Ryan Remiorz Ryan Remiorz / La Presse Canadienne

MONTRÉAL — Après la leçon de boxe qu’il s’est fait servir samedi par le Britannique Billy Joe Saunders, que réserve l’avenir pour David Lemieux?

Plusieurs seront tentés de déclarer Lemieux «fini» ou de dire qu’il ne fait pas partie de l’élite mondiale. Il faut éviter de sauter aux conclusions hâtives: Lemieux n’a perdu que deux fois à ses 15 dernières sorties, contre un extra-terrestre triple champion du monde en Gennady Golovkin et face à Saunders, lui aussi champion du monde et au style évasif qui en trouble plus d’un. Bref, il n’y a rien de honteux là-dedans.

Ceci dit, ce cinglant revers — car c’en était un — aura un effet à court terme sur les plans du clan Lemieux. Mais encore là, pas trop marqué, aux dires de son promoteur, Camille Estephan, président d’Eye of the Tiger Management.
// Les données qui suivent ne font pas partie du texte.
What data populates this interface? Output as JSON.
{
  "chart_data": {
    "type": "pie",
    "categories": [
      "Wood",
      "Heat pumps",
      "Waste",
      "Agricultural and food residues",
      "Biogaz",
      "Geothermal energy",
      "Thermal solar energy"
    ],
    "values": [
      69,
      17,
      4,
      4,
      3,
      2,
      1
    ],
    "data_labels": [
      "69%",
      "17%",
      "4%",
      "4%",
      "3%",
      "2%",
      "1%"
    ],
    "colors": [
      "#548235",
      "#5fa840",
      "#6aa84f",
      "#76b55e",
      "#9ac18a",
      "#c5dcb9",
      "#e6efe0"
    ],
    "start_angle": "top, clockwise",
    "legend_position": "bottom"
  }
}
«C’est certain qu’on s’attendait à une victoire; on est déçu, a-t-il déclaré aux petites heures du matin, dimanche, dans les entrailles de la Place Bell de Laval. Mais ça ne nous coûte pas tant: David Lemieux va toujours avoir beaucoup de chances de se remettre avec des victoires. Ça ne nous fait pas avancer, mais ça ne nous fait pas trop reculer non plus. La télévision américaine va toujours le vouloir. Il a vraiment tout tenté (samedi).»

Lemieux et son entraîneur, Marc Ramsay, ont fait état d’une blessure à l’épaule gauche après le combat. Sans chercher d’excuses, le clan Lemieux aurait bien aimé pouvoir compter sur toutes ses armes pour tenter de contrecarrer les plans de Saunders.

«Nous, on avait prévu l’attaquer au corps dès le premier round. On voulait lui couper les jambes le plus rapidement possible, mais la distance a été difficile à trouver, a expliqué Ramsay. Avec la blessure de David survenue rapidement, nous n’avons pas pu exécuter notre plan. David devait contre-attaquer son jab avec un crochet décoché un peu de côté, pour ouvrir la porte pour ses approches. Là, on n’était pas en mesure de le faire. On l’a vu: à chaque jab qu’il lançait, le bras tombait. La puissance n’était pas au rendez-vous. Ça nous a enlevé un gros outil que nous avions prévu pour ce combat.»

Mais l’entraîneur prend également une part du blâme.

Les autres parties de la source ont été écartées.